Sounds can take us back in time, into a kind of memory time travel. And soon, the "flapping" sound travelers now hear at Philadelphia's 30th Street Station will become an aural memory.
Amtrak officials are planning to replace the station's analog Solari board with a digital one.
The distinctive sound from Philadelphia's and other iconic Solari signs come from the split-flap cards that flap when it reveals new travel information. Throughout the 1960s to the 1990s, the Solari board kept people on time and informed.
Matt Soar reworks and collects Solari boards. He's an associate professor of communication studies at Concordia University in Montreal.
"In a way, it's not about the signs themselves. They act as a kind of lightning rod," he says. "So people respond to them in a such a warm and thoughtful way because they remember stories."
Soar's story happens in the Midlands, in England.
When he was 9 or 10 years old he remembers taking the train to London and spending the day trainspotting. He'd go to King's Cross, Paddington or one of the other several main terminals in London, and there would be "these jumbo displays of cascading letters and numbers that had this waterfall effect ... but also had this amazing, very, very distinctive fluttering sound to them as the information changed on them."

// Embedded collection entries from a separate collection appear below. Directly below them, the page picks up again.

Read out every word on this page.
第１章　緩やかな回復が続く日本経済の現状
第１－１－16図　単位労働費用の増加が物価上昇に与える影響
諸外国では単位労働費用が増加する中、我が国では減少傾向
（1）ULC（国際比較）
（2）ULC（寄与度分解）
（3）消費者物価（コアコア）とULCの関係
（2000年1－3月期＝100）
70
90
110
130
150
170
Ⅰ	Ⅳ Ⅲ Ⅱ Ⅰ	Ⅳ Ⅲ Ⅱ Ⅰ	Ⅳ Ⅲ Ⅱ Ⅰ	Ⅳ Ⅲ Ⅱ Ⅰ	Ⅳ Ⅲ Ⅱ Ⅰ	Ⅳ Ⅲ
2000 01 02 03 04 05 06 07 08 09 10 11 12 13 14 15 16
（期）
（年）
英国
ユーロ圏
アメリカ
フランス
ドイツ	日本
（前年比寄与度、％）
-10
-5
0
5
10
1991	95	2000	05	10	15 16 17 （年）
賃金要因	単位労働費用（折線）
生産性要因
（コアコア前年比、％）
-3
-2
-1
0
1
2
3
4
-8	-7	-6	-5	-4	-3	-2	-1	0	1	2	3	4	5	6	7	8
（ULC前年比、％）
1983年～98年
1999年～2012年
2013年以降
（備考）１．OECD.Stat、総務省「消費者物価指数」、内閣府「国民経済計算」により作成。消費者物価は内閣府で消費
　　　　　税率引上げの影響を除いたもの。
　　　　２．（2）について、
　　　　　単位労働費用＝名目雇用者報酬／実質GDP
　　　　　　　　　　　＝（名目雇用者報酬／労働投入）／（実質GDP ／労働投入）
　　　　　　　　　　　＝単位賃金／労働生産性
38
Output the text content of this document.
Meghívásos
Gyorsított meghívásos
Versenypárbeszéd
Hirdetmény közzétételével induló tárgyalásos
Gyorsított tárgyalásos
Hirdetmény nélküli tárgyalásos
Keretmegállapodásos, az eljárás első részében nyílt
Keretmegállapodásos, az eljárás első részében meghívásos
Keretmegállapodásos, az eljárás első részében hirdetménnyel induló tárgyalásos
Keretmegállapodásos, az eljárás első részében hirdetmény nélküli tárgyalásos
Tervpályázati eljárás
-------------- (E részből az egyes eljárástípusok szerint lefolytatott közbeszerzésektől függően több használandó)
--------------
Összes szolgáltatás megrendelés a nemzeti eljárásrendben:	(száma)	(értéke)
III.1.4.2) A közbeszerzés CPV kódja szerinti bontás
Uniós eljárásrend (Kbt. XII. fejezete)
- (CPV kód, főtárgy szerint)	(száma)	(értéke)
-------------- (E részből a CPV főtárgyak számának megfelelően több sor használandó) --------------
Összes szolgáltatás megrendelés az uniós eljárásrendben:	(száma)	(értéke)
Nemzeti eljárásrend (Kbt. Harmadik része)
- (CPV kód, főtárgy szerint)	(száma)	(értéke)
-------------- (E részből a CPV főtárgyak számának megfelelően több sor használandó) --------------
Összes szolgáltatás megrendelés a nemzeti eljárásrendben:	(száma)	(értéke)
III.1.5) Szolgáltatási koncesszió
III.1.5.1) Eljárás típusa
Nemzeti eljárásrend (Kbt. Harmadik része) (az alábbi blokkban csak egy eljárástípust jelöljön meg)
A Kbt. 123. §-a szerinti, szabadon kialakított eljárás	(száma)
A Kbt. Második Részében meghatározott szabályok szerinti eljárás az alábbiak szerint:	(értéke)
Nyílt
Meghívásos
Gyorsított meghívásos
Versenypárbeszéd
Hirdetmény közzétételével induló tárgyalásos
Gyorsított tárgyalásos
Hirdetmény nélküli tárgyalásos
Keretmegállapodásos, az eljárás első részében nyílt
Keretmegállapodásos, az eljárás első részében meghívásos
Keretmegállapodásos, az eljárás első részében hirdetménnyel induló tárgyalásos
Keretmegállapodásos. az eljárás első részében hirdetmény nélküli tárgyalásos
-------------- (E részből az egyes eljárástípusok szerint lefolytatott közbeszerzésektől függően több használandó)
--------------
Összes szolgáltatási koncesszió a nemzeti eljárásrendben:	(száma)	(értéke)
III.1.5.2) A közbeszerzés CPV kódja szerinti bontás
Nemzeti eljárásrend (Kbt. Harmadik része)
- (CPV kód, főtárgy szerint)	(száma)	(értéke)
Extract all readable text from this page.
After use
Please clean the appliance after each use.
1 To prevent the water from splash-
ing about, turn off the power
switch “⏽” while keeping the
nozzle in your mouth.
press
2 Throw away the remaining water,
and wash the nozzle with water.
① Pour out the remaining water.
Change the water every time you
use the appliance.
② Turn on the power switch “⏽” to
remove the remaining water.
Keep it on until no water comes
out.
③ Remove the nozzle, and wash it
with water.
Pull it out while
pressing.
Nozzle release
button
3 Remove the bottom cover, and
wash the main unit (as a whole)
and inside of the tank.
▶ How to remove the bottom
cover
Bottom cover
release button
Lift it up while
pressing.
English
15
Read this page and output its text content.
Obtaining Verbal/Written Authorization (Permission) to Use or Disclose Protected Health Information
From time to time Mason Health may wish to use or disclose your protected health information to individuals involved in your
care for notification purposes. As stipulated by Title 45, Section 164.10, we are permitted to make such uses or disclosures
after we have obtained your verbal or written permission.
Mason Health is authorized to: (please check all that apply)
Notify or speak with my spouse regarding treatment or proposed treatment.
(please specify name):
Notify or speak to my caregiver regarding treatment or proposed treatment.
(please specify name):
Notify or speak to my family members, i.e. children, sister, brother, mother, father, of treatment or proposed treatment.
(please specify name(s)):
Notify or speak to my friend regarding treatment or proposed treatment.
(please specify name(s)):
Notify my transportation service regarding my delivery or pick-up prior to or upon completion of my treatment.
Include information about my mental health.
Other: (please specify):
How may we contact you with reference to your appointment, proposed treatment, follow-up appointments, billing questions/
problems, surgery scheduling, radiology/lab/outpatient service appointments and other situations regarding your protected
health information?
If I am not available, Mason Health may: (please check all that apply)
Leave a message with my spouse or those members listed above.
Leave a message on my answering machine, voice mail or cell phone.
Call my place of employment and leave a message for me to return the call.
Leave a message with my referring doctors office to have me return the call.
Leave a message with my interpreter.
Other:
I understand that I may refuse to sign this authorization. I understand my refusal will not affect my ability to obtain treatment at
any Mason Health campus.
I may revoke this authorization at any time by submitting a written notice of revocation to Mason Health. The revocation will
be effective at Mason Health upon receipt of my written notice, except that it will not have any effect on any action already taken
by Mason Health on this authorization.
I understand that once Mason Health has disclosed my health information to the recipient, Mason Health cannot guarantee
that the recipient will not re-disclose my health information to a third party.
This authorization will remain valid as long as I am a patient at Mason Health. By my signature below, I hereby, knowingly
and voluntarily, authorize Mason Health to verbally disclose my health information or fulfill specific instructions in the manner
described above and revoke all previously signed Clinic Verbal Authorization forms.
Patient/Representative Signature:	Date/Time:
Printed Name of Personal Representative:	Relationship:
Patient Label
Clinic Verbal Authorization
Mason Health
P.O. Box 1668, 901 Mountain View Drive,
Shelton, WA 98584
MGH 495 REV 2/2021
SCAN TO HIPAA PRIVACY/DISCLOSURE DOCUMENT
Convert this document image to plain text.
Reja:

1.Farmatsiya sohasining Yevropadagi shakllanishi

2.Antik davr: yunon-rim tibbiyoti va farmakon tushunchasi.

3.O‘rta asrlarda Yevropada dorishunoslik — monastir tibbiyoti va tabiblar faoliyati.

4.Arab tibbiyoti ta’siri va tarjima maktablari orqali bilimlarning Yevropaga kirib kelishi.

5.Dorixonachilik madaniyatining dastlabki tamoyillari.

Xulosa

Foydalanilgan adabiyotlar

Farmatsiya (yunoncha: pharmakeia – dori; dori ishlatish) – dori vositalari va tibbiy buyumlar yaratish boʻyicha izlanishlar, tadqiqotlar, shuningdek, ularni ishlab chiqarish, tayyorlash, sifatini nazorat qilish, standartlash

Soar and his team at Concordia University have a collection of Solari boards that were once used at Montreal-Mirabel International Airport. He "fiddles around with these things and gets them working again."
He says, "I demonstrate these Solari split-flaps to anybody who's interested and I often get a smile or a warm nod of acknowledgement with the sound that for a lot of us, is very, very familiar and takes us a long way back in our lives and our own experiences of travel."
The Solari board is named after its Italian manufacturer, Solari di Udine, and was first installed at Liège-Guillemins Railway Station in Belgium in 1956. The station in Philadelphia is one of the last remaining terminals in the United States with this type of board.